Pflanzen vorziehen – so wird der Frühling bunt!

Kurz vor dem Start des Frühlings können es viele Gärtner nicht erwarten, ihre Gartenpläne umzusetzen. Oft steht fest: es soll bunt werden – und das möglichst bald! Viele Pflanzen erweisen sich jedoch als empfindlich niedrigeren Temperaturen gegenüber. Noch dazu sorgen frostige Nächte für nicht allzu optimale Bedingungen.

Wer sich jedoch schon möglichst bald über den ein oder anderen Farbklecks im Garten freuen und die -schon (fast) fertigen- Pflanzen möglichst früh platzieren möchte, kann verschiedene Pflanzenarten auch schon drinnen vorziehen. Somit verfügen diese über wunderbare Bedingungen, sich rechtzeitig zu entwickeln.

Tipps zum Vorziehen – das sollten Sie beachten

Der ideale Platz zum Vorziehen von Pflanzen ist entweder auf der Fensterbank oder in einem klassischen Gewächshaus.

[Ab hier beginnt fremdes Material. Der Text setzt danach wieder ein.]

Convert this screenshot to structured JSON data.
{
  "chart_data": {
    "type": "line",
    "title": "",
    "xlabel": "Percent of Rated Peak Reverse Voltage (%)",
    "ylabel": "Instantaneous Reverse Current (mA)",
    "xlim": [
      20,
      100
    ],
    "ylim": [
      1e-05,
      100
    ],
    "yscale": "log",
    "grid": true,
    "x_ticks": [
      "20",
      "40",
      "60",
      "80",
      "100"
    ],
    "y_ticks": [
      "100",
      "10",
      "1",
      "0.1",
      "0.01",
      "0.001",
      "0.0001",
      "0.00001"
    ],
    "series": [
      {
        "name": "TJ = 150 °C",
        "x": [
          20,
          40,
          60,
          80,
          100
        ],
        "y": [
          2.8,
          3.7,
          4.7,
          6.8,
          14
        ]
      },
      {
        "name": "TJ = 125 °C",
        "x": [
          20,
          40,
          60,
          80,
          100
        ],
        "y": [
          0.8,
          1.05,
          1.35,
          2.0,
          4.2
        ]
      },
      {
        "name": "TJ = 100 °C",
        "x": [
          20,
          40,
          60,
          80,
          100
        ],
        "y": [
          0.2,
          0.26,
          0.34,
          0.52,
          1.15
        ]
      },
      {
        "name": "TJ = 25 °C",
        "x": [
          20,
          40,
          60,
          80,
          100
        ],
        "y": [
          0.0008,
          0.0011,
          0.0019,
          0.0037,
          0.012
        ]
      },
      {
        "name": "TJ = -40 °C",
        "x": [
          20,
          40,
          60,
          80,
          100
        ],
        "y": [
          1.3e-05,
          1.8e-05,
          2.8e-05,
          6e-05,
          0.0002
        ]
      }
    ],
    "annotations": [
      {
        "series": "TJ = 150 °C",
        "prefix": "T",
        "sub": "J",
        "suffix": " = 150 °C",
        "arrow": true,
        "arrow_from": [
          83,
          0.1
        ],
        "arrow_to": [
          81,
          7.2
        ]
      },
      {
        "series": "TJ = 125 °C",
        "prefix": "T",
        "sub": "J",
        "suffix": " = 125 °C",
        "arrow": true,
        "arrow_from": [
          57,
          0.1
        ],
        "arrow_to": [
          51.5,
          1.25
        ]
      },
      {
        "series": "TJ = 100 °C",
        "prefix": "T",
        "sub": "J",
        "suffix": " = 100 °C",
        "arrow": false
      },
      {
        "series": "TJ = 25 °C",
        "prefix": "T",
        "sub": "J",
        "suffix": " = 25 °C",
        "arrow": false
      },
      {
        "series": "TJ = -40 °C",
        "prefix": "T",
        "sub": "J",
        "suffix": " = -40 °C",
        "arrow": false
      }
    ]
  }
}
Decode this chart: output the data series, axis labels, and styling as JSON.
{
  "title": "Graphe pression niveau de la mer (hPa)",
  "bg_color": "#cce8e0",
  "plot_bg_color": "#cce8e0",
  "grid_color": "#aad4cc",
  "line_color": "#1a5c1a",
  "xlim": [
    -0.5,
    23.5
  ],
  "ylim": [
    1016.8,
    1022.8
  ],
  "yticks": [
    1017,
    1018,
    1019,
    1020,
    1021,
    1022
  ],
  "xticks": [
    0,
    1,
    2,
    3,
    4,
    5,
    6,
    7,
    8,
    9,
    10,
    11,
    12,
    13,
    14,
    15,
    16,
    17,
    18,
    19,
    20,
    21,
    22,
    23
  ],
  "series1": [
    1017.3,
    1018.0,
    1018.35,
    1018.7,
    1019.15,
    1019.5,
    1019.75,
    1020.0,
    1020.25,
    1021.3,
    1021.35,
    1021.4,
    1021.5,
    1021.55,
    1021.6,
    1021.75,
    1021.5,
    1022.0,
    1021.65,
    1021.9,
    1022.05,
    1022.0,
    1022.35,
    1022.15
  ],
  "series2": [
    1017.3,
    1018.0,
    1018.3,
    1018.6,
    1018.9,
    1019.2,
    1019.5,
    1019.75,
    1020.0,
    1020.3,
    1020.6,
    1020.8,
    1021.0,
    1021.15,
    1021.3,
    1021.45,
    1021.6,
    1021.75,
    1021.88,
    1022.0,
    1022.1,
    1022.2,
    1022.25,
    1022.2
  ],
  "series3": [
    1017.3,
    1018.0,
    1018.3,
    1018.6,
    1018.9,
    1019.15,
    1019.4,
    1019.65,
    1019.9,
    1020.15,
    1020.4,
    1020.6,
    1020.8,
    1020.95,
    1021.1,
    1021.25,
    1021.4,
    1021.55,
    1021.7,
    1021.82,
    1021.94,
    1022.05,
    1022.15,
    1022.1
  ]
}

Weiterhin gilt es, die folgenden Tipps zu beachten…:

  1. Nutzen Sie am besten immer frische Anzuchterde! Normale Blumenerde ist hierbei weniger geeignet. In der Anzuchterde wurde hingegen unter anderem Dünger verarbeitet, der den Pflanzen beim Wachsen hilft.
  2. Auch wenn Töpfe aus Kunststoff bzw. Torf in der Regel zum Vorziehen vollkommen ausreichen, sind Quelltöpfe die bessere Wahl, da sie sich optimal an die eingepflanzten Samen und deren Wachstum anpassen können.
  3. Sollten Sie sich für die klassischen Töpfe aus Torf bzw. Kunststoff entscheiden, ist es wichtig, unter anderem auch an das Pikieren zu denken.
  4. Stellen Sie die entsprechenden Töpfe an einem hellen Ort auf. Die Temperaturen dürfen jedoch nicht zu hoch sein. Weiterhin sollte für einen Schutz vor Durchzug gesorgt werden, um optimale Bedingungen zu schaffen.

Weiterhin ist es natürlich wichtig, den jeweils richtigen Zeitpunkt zum Vorziehen bzw. Auspflanzen zu beachten. Wer zum Beispiel plant, seine eigenen Tomaten und Paprika zu ernten, sollte diese spätestens im März, gern auch schon Ende Februar, beginnen, zu ziehen. Ausgepflanzt werden sie dann im Mai. Zu dieser Zeit dürfen dann übrigens auch Dahlien umgesiedelt werden.

Besonders wichtig: die Keimprobe

Viele Hobbygärtner wissen es, einige mussten es in den letzten Jahren leider am direkten Beispiel erfahren: Saatgut ist leider nicht „ewig“ haltbar. Dementsprechend ist es wichtig, sich im Vorfeld, vor den Arbeiten, die das Vorziehen mit sich bringt, sich über die Qualität der entsprechenden Samen bewusst zu werden.

Wer hierbei auf Nummer Sicher gehen möchte, sollte immer eine sogenannte Keimprobe durchführen. Dies funktioniert ganz einfach! Nehmen Sie einfach ein paar der Samen aus der Verpackung und platzieren Sie sie auf angefeuchtetem Papier. Nun braucht es ein wenig Geduld, denn: sind die Samen noch in Ordnung bzw. eignen sie sich zum Vorziehen, beginnen sie auch unter diesen Umständen, zu keimen. Als Faustregel gilt hierbei, dass die Saat genutzt werden kann, wenn es circa 75 Prozent der Samen geschafft haben, zu keimen. Doch auch dann, wenn weniger Samen aufgekeimt sind, bedeutet dies natürlich nicht, dass das komplette Saatgut ungeeignet sei. Vielmehr gilt es dann, anders zu kalkulieren und entsprechend (falls vorhanden) mehr auszusäen. Sollte es jedoch nur die Hälfte der Samen schaffen, zu keimen, ist es in der Regel sinnvoller, neues Saatgut zu kaufen.